Of course, Democrats like Slotkin wouldn’t know how to respond to electoral losses if they couldn’t blame the party’s left wing, but the “woke” dismissal also alienates potential allies among mainstream Black Democrats who don’t appreciate the scapegoat treatment.
Look, I appreciate that many Democrats prefer a mainstream liberal, maybe even overtly moderate, candidate who talks sensibly about upholding norms, but AOC isn’t stopping them from holding their own rallies or town halls. Chris Van Hollen made headlines with bold action against the Trump administration. He didn’t consult a focus group or a quad chart ouija board before traveling to a Salvadoran prison to meet with Abrego Garcia and demand his safe return.
We should stop pretending that the “safe” candidate is the slam dunk winner at the ballot box. Joe Biden’s 2020 victory was likely a pandemic-related fluke but he also greatly benefitted from serving with Barack Obama, who was hardly the safest, more experienced choice in 2008. However, like Bill Clinton before him, he didn’t come across like a packaged product.
Mainstream Democrats are probably loath to admit this, but the winning presidential candidates for the past four decades were always the one voters considered the coolest, and Senator Quad Charts would not win a coolness contest against famously dull UK Prime Minister Keir Starmer.

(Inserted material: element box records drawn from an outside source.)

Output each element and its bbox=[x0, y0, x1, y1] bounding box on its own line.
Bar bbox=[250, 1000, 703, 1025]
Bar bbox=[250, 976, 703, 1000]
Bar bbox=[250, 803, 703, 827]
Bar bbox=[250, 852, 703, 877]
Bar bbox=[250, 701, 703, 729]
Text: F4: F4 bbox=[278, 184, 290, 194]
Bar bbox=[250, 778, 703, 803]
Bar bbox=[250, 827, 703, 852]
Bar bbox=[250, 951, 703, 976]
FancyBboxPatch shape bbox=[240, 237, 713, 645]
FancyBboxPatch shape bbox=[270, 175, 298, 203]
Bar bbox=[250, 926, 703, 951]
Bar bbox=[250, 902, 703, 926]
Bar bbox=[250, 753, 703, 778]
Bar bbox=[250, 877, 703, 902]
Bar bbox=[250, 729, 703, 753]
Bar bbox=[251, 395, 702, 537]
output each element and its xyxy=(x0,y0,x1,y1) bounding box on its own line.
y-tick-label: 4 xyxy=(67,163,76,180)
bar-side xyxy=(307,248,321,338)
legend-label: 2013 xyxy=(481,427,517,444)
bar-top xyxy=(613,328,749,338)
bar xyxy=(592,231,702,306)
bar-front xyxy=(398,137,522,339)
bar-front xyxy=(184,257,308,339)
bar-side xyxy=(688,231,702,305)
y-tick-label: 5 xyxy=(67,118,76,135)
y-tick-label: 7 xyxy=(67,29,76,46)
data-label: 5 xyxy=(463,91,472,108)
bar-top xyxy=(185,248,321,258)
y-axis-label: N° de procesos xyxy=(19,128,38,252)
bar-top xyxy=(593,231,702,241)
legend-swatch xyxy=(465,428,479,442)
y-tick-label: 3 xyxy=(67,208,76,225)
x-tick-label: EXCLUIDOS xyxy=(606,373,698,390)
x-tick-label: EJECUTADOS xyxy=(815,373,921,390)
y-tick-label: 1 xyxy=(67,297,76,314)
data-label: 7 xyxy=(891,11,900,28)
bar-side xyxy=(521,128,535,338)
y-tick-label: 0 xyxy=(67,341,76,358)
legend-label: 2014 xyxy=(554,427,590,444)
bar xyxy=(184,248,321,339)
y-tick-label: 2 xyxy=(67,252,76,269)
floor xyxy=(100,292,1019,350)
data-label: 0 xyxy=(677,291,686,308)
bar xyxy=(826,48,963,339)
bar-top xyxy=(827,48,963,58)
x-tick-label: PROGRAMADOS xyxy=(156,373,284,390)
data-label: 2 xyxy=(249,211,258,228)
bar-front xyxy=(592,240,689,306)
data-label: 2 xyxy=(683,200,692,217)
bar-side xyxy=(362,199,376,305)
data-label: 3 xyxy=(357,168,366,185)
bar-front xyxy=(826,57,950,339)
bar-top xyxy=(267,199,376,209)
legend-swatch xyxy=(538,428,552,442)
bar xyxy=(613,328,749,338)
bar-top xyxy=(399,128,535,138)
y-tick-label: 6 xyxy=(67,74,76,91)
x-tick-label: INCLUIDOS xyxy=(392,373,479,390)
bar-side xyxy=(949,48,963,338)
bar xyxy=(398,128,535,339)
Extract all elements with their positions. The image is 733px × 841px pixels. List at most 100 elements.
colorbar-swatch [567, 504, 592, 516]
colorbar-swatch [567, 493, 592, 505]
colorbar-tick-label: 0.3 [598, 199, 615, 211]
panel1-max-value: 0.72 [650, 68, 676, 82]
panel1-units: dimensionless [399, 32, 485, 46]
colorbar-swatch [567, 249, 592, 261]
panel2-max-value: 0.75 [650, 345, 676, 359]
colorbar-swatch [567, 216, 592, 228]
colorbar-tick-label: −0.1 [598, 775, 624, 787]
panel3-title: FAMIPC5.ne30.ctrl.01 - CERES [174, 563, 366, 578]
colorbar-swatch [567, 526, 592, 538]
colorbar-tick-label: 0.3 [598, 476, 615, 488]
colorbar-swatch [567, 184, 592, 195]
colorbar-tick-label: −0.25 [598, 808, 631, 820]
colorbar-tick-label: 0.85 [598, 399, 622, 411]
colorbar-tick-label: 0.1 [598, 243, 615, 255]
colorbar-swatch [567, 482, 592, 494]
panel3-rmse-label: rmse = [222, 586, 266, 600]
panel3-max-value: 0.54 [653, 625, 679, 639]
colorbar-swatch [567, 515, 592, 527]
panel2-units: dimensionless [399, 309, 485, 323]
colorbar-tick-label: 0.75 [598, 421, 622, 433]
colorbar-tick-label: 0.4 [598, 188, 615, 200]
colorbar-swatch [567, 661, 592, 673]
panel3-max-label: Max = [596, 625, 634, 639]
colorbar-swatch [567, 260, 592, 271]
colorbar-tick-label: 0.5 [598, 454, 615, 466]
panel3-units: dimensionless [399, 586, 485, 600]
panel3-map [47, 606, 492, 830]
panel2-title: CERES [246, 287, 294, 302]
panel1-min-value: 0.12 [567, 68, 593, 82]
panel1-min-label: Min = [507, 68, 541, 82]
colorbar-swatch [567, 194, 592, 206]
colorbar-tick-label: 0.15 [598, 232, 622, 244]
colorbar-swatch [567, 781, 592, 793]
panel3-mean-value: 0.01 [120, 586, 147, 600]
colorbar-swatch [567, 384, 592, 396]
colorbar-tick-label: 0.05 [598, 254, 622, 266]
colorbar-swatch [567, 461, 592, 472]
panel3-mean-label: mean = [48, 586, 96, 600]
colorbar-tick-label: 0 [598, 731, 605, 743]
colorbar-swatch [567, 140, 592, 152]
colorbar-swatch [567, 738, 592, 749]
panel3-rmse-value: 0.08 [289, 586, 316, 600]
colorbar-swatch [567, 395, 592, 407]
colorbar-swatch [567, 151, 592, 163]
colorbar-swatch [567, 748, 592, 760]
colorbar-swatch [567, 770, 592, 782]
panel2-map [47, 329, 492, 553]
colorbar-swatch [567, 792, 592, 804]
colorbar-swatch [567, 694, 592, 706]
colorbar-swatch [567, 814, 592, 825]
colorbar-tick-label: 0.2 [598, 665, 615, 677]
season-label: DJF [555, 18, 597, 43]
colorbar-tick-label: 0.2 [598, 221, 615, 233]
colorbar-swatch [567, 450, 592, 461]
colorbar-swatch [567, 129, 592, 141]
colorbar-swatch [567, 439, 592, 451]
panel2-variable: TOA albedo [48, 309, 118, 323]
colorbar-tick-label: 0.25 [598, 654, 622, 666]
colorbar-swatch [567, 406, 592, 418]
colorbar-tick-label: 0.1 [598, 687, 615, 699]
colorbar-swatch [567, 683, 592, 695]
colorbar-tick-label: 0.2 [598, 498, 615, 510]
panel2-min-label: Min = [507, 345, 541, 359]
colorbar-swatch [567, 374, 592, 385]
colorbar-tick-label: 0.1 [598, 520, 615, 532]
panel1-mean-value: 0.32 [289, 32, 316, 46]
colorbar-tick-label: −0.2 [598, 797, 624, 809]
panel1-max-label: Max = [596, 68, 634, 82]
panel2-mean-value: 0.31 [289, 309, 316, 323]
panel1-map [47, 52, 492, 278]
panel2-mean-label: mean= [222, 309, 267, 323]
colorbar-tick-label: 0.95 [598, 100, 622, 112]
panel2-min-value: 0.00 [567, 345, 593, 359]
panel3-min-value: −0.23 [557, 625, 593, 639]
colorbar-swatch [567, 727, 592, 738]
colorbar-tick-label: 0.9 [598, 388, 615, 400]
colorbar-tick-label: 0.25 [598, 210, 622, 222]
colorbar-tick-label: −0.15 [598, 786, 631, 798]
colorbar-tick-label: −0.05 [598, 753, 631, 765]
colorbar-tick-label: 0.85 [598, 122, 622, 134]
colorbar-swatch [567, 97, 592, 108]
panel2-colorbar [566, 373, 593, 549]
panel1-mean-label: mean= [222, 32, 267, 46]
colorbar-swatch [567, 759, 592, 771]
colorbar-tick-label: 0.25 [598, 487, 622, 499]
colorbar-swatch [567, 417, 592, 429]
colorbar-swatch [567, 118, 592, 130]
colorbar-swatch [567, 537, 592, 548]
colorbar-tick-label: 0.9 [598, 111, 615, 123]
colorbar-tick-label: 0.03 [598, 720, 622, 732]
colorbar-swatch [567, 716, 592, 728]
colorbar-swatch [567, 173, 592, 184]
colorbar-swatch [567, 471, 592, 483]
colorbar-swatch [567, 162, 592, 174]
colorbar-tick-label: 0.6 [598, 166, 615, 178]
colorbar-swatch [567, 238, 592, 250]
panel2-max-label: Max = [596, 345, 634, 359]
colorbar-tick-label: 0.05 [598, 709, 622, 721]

Nailed it again, Stephen! You have precisely described my opinion about the Dems, and about politicians writ large. Authenticity will attract support, and shilly-shally mush-mouthed, non- answers to simple questions will repel them.
If your only principle is "Vote for me, and I'll do good things but I can't say precisely what I stand for" you should go home and sit the fuck down. If you are afraid to take a clear stand on anything, go away. I don't have to agree with your every statement, but I can't support anyone who plucks their opinions from a focus group, and lets their own handlers water them down.
“Democrats like Slotkin wouldn’t know how to respond to electoral losses if they couldn’t blame the party’s left wing.”
I think you’ve hit on the core problem within the Democratic party these days. The recalcitrant old-school Dems are reluctant to forfeit having it both ways, by attacking Repubs AND their party’s own “radical” party faction, in order to preserve their comfortable political careers. But they can no longer fight us all. Lead, follow, or get out of the way, Democrats.